Informazioni e curiosità anche sulla
sezione africana del sito della BBC (news.bbc.co.uk/sport1/hi/football/africa),
che offre in diretta i risultati delle gare internazionali
(aggiornamenti a fine primo tempo!).
Il sito in francese
www.africafoot.com è interamente
dedicato al football africano, e nella sezione “Foot en prose”
dà spazio a racconti di narrativa a tema calcistico.
www.afrique-sport.com, anch’esso in
francese, offre una panoramica completa sullo sport africano,
ma conserva un occhio di riguardo per il calcio con dossier,
risultati e commenti.
Molto attento ai risvolti sociali e
politici del pallone è il sito della rivista “Jeune Afrique” (www.lintelligent.com)

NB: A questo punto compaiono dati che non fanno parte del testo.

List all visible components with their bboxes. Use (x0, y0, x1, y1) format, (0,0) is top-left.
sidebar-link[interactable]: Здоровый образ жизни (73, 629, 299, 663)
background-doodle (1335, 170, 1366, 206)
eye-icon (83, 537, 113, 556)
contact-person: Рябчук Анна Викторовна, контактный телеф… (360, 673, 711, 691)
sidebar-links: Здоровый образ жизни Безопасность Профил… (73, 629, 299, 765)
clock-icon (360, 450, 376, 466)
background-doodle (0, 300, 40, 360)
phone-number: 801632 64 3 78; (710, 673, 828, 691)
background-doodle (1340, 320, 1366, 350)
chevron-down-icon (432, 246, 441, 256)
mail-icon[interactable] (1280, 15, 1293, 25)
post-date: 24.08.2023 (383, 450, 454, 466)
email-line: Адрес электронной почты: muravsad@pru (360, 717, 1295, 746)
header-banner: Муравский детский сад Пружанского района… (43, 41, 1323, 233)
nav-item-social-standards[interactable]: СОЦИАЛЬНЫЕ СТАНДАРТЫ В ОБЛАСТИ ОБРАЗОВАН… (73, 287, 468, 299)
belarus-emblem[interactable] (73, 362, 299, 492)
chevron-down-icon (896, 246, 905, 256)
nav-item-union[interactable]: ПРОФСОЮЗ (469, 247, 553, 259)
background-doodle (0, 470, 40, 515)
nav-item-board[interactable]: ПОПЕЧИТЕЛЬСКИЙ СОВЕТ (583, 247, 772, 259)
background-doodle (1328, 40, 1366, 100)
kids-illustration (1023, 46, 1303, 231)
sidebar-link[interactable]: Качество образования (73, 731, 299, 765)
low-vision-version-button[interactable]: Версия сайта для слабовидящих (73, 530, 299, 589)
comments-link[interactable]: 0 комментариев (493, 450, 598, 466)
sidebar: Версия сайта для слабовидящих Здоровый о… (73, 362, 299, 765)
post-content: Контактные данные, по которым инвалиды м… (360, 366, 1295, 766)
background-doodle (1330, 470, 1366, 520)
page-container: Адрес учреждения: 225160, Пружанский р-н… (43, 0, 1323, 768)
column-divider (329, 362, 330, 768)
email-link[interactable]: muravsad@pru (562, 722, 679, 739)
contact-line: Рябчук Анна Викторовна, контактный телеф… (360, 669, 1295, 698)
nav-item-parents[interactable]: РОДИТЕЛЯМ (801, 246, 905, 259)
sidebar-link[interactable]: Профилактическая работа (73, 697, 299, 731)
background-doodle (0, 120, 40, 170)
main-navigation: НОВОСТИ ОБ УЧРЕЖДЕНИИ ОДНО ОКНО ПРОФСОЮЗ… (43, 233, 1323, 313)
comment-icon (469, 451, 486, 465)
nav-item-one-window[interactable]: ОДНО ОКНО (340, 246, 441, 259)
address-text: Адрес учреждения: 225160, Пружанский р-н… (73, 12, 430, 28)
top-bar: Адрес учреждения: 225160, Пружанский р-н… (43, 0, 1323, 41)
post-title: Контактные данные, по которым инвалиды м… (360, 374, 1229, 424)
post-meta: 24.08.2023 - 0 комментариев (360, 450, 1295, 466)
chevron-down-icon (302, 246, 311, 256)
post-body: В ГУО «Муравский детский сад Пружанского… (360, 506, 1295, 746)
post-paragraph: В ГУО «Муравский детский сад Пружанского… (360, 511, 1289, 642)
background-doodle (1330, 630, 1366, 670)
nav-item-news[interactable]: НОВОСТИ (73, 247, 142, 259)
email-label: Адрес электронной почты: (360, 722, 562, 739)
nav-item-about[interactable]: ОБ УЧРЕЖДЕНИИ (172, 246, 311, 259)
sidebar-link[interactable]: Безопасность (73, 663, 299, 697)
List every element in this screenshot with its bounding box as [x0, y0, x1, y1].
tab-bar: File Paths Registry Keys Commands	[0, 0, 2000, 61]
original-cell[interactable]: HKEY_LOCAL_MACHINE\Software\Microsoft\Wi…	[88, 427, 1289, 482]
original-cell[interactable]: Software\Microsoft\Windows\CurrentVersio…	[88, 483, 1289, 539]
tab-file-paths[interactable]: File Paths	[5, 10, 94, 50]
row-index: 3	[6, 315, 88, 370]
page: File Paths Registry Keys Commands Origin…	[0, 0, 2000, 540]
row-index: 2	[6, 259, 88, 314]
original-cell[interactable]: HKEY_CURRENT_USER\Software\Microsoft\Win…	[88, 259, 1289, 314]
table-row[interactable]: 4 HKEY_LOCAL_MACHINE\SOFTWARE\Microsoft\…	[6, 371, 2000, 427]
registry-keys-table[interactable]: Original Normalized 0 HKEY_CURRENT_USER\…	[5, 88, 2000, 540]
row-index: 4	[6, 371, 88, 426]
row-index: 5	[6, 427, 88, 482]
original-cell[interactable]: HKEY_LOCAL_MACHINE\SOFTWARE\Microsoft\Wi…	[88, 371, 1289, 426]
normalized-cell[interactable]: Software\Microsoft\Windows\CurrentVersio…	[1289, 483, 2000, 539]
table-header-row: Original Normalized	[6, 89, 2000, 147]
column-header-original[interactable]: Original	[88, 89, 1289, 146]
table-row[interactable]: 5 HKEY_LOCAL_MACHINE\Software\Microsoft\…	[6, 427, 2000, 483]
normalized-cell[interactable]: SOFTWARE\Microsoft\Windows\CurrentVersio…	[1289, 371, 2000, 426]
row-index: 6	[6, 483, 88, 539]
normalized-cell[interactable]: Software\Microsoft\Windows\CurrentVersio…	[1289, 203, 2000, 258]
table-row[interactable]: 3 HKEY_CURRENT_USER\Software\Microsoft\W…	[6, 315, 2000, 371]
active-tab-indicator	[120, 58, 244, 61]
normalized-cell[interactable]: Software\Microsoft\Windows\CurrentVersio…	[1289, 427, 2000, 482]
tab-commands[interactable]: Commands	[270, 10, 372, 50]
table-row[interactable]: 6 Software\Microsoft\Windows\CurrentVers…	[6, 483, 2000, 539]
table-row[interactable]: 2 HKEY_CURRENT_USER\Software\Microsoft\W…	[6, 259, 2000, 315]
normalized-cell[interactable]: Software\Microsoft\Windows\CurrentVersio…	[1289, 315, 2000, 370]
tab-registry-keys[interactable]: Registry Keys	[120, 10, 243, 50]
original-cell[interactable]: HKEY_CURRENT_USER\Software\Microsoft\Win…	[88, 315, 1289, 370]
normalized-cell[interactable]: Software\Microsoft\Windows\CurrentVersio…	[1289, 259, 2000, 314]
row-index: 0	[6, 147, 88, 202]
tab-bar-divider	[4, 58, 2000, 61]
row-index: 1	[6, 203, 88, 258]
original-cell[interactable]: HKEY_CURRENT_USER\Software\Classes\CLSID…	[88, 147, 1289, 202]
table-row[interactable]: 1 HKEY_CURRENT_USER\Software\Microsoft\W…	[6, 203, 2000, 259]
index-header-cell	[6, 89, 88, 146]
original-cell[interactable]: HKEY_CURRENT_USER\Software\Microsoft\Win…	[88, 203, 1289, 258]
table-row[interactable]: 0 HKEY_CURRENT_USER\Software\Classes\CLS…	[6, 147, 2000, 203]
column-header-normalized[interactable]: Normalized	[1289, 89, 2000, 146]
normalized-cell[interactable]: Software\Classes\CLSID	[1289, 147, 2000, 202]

che informa puntualmente sui principali campionati nazionali
africani.
“Io
allenatore in Africa”
Bersellini e l’avventura libica
Dopo
oltre dieci anni di esperienza nella Serie A italiana, Eugenio
Bersellini è diventato CT della nazionale libica nel 1999. A
Tripoli ha allenato poi le due maggiori squadre di club (Al
Ahly e Al Itthiad), conquistando due campionati e due coppe
nazionali, e fino al 2003 ha continuato a collaborare con la
nazionale, allenata da Scoglio, curando il settore giovanile.
«E’ stata
un’esperienza molto positiva, soprattutto sul piano umano –
racconta Bersellini - dopo anni di embargo la nazionale era
tutta da riorganizzare, ma con calma e pazienza abbiamo
raggiunto risultati importanti, come il terzo posto ai Giochi
Panarabi in Giordania, un ottimo esordio per la Libia: al
ritorno siamo stati accolti da vincitori, con una festa
incredibile.
Qual è stato
l’aspetto più positivo della sua avventura africana ?
«Direi proprio la grande passione che circonda questo sport.
Quando una nazionale africana gioca in casa, la spinta del
pubblico è spesso decisiva: a Kinshasa, in Congo, ho visto 120
mila persone stipate in uno stadio da 100 mila posti, mentre a
Tripoli, quando abbiamo giocato contro l’Italia a livello
giovanile, si è registrato il tutto esaurito. Il calcio è lo
sport più seguito quasi ovunque, dal Gabon al Malawi».
Cosa manca al
calcio africano per decollare ?
«La professionalità nei “settori chiave”: tra le squadre
nazionali, gli allenatori locali sono pochissimi, e anche il
personale tecnico, dai preparatori atletici e quelli dei
portieri, viene spesso dall’Europa».
Nordafrica e
Africa nera: chi vince la sfida calcistica ?
«Le nazionali
dell’Africa Nera sono più forti sotto il profilo atletico e
tecnico, ma quelle del Nordafrica fanno più squadra. Nel
complesso il potenziale è altissimo, anche a livello
giovanile: nei prossimi Mondiali non mi stupirei di trovare
un’africana tra le prime quattro classificate».